Norway: 'This is Norway'

Norway: 'This is Norway'

Last week I reported about an attack on a gay couple who walked down the street in Oslo holding hands. The attacker claimed the area was 'Muslim' and that gays shouldn't hold hands there. He was not the only Muslim interviewed in the press who thought so.

Following are interviews with several Muslims who disagree.


Mehmet Øzmen doesn't think it's a problem that two men go hand in hand in the streets of Norway.

He responds with disbelief when he reads the case of the two lovers Anders Rasmaushaugen and Michael Eimstad who were attacked by a Muslim man Sunday, August 9th, when they held hands in the Grønland district in Oslo.

Øzmen has been living in Norway for over 20 years and is originally from Turkey.

"What's the problem? They love each other. It should be allowed to show that you love another human being. God created all human beings and you can't prevent people from doing what they want," says Øzmen.

He's reading Turkish newspapers in the Turkish restaurant Sofra on Pedersgata.

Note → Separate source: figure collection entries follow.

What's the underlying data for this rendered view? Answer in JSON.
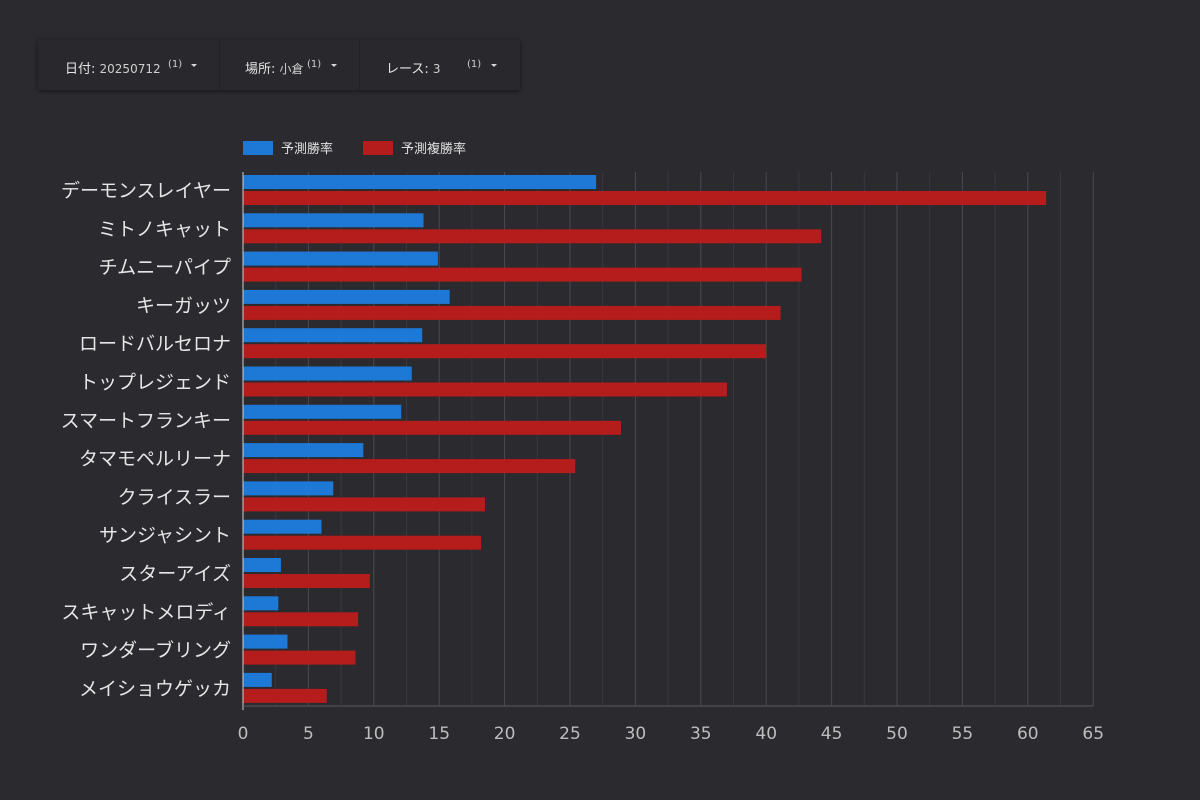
{
  "filters": [
    {
      "label": "日付",
      "value": "20250712",
      "count": "(1)"
    },
    {
      "label": "場所",
      "value": "小倉",
      "count": "(1)"
    },
    {
      "label": "レース",
      "value": "3",
      "count": "(1)"
    }
  ],
  "colors": {
    "background": "#2b2a2f",
    "series_win": "#1e79d6",
    "series_place": "#b51c1c",
    "grid": "#4a4950"
  },
  "chart_data": {
    "type": "bar",
    "orientation": "horizontal",
    "categories": [
      "デーモンスレイヤー",
      "ミトノキャット",
      "チムニーパイプ",
      "キーガッツ",
      "ロードバルセロナ",
      "トップレジェンド",
      "スマートフランキー",
      "タマモペルリーナ",
      "クライスラー",
      "サンジャシント",
      "スターアイズ",
      "スキャットメロディ",
      "ワンダーブリング",
      "メイショウゲッカ"
    ],
    "series": [
      {
        "name": "予測勝率",
        "color": "#1e79d6",
        "values": [
          27.0,
          13.8,
          14.9,
          15.8,
          13.7,
          12.9,
          12.1,
          9.2,
          6.9,
          6.0,
          2.9,
          2.7,
          3.4,
          2.2
        ]
      },
      {
        "name": "予測複勝率",
        "color": "#b51c1c",
        "values": [
          61.4,
          44.2,
          42.7,
          41.1,
          40.0,
          37.0,
          28.9,
          25.4,
          18.5,
          18.2,
          9.7,
          8.8,
          8.6,
          6.4
        ]
      }
    ],
    "ticks": [
      0,
      5,
      10,
      15,
      20,
      25,
      30,
      35,
      40,
      45,
      50,
      55,
      60,
      65
    ],
    "xlim": [
      0,
      65
    ],
    "grid": true,
    "legend_position": "top-left"
  }
}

There are several restaurants run by Muslims on Pedersgata. The Storhaug district is Stavanger's most multicultural district. But nobody Aftenbladet spoke with thought it was wrong for two homosexual men to openly show their love.

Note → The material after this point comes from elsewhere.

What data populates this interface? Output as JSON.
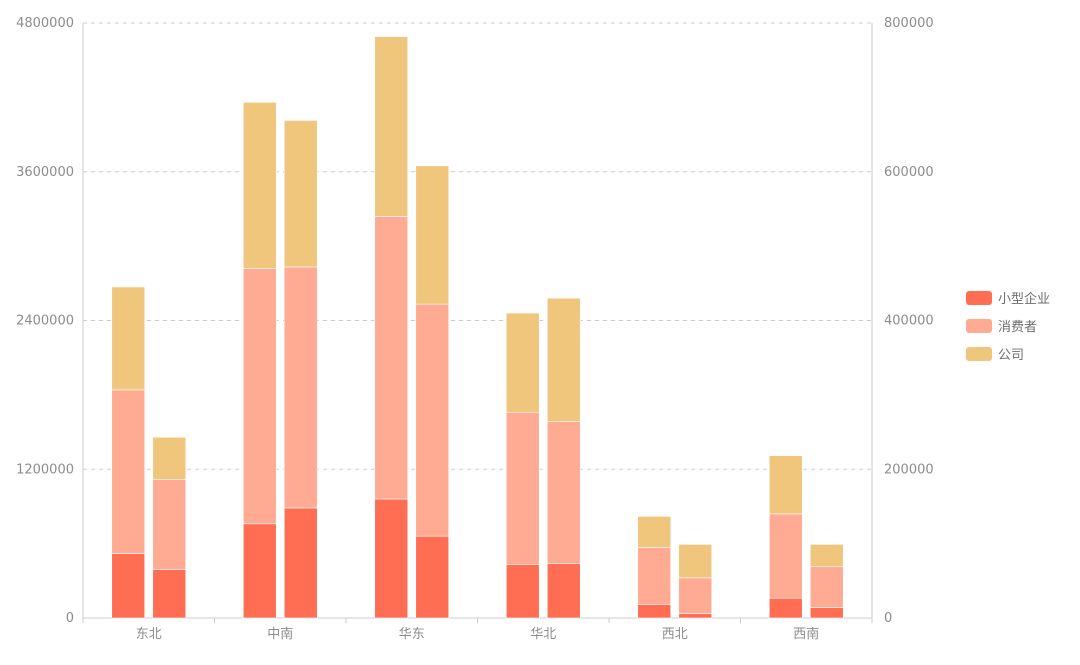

On the contrary, most felt provoked by the attack and the responses were sharp.

"Norway is a free country. You should respect other people and not interfere in the lives of others," says Øzmen.

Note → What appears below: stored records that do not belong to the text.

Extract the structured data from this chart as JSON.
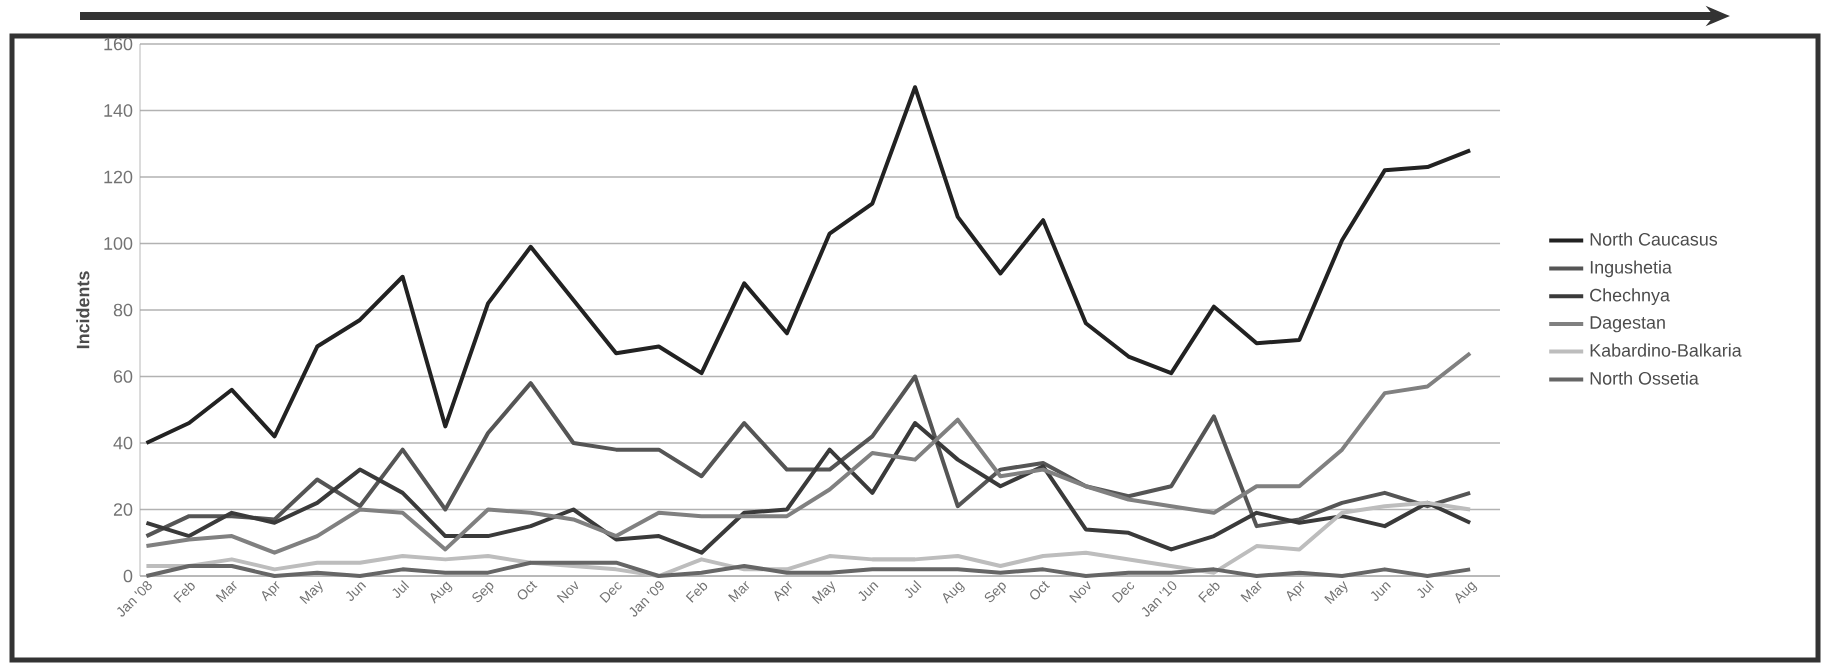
{
  "chart_data": {
    "type": "line",
    "ylabel": "Incidents",
    "categories": [
      "Jan '08",
      "Feb",
      "Mar",
      "Apr",
      "May",
      "Jun",
      "Jul",
      "Aug",
      "Sep",
      "Oct",
      "Nov",
      "Dec",
      "Jan '09",
      "Feb",
      "Mar",
      "Apr",
      "May",
      "Jun",
      "Jul",
      "Aug",
      "Sep",
      "Oct",
      "Nov",
      "Dec",
      "Jan '10",
      "Feb",
      "Mar",
      "Apr",
      "May",
      "Jun",
      "Jul",
      "Aug"
    ],
    "ylim": [
      0,
      160
    ],
    "yticks": [
      0,
      20,
      40,
      60,
      80,
      100,
      120,
      140,
      160
    ],
    "grid": "y",
    "legend": "right",
    "marker": "none",
    "line_style": "solid",
    "series": [
      {
        "name": "North Caucasus",
        "color": "#222222",
        "values": [
          40,
          46,
          56,
          42,
          69,
          77,
          90,
          45,
          82,
          99,
          83,
          67,
          69,
          61,
          88,
          73,
          103,
          112,
          147,
          108,
          91,
          107,
          76,
          66,
          61,
          81,
          70,
          71,
          101,
          122,
          123,
          128
        ]
      },
      {
        "name": "Ingushetia",
        "color": "#555555",
        "values": [
          12,
          18,
          18,
          17,
          29,
          21,
          38,
          20,
          43,
          58,
          40,
          38,
          38,
          30,
          46,
          32,
          32,
          42,
          60,
          21,
          32,
          34,
          27,
          24,
          27,
          48,
          15,
          17,
          22,
          25,
          21,
          25
        ]
      },
      {
        "name": "Chechnya",
        "color": "#3a3a3a",
        "values": [
          16,
          12,
          19,
          16,
          22,
          32,
          25,
          12,
          12,
          15,
          20,
          11,
          12,
          7,
          19,
          20,
          38,
          25,
          46,
          35,
          27,
          33,
          14,
          13,
          8,
          12,
          19,
          16,
          18,
          15,
          22,
          16
        ]
      },
      {
        "name": "Dagestan",
        "color": "#808080",
        "values": [
          9,
          11,
          12,
          7,
          12,
          20,
          19,
          8,
          20,
          19,
          17,
          12,
          19,
          18,
          18,
          18,
          26,
          37,
          35,
          47,
          30,
          32,
          27,
          23,
          21,
          19,
          27,
          27,
          38,
          55,
          57,
          67
        ]
      },
      {
        "name": "Kabardino-Balkaria",
        "color": "#bdbdbd",
        "values": [
          3,
          3,
          5,
          2,
          4,
          4,
          6,
          5,
          6,
          4,
          3,
          2,
          0,
          5,
          2,
          2,
          6,
          5,
          5,
          6,
          3,
          6,
          7,
          5,
          3,
          1,
          9,
          8,
          19,
          21,
          22,
          20
        ]
      },
      {
        "name": "North Ossetia",
        "color": "#666666",
        "values": [
          0,
          3,
          3,
          0,
          1,
          0,
          2,
          1,
          1,
          4,
          4,
          4,
          0,
          1,
          3,
          1,
          1,
          2,
          2,
          2,
          1,
          2,
          0,
          1,
          1,
          2,
          0,
          1,
          0,
          2,
          0,
          2
        ]
      }
    ]
  }
}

Lawa Sherif, Mohsen Sarfarazi and Aram Ali Mohammed are at the hairdresser's and they all agree on one thing: "Grønland is not a Muslim district. This is Norway and everybody should respect Norwegian laws and the Norwegian way of life," they say.

Lawa Sherif from Kurdistan-Iraq says that in many Muslim countries it's very common to see men holding hands.

"In Norway it's seen as a sexual expression, but in Kurdistan, it's rather common for men who are just friends to go hand in hand," he says.

Salah Doski who runs Nora Import, formerly Kenan Import on Pedersgata, thinks it's ridiculous to call a Norwegian district 'Muslim'.

"Gay men often go on Pedersgata. Some of them shop in my shop. I don't think it's something to respond to," Doski told Stavanger Aftenblad.

Abid Raja, a Muslim political candidate for the Liberal Party, says as follows: Such Muslims make me sick! As a Muslim I'm ashamed of such things. And the attack is an example of the value conflict that we must be clear about. There should be zero tolerance for attacks against both gays and immigrants.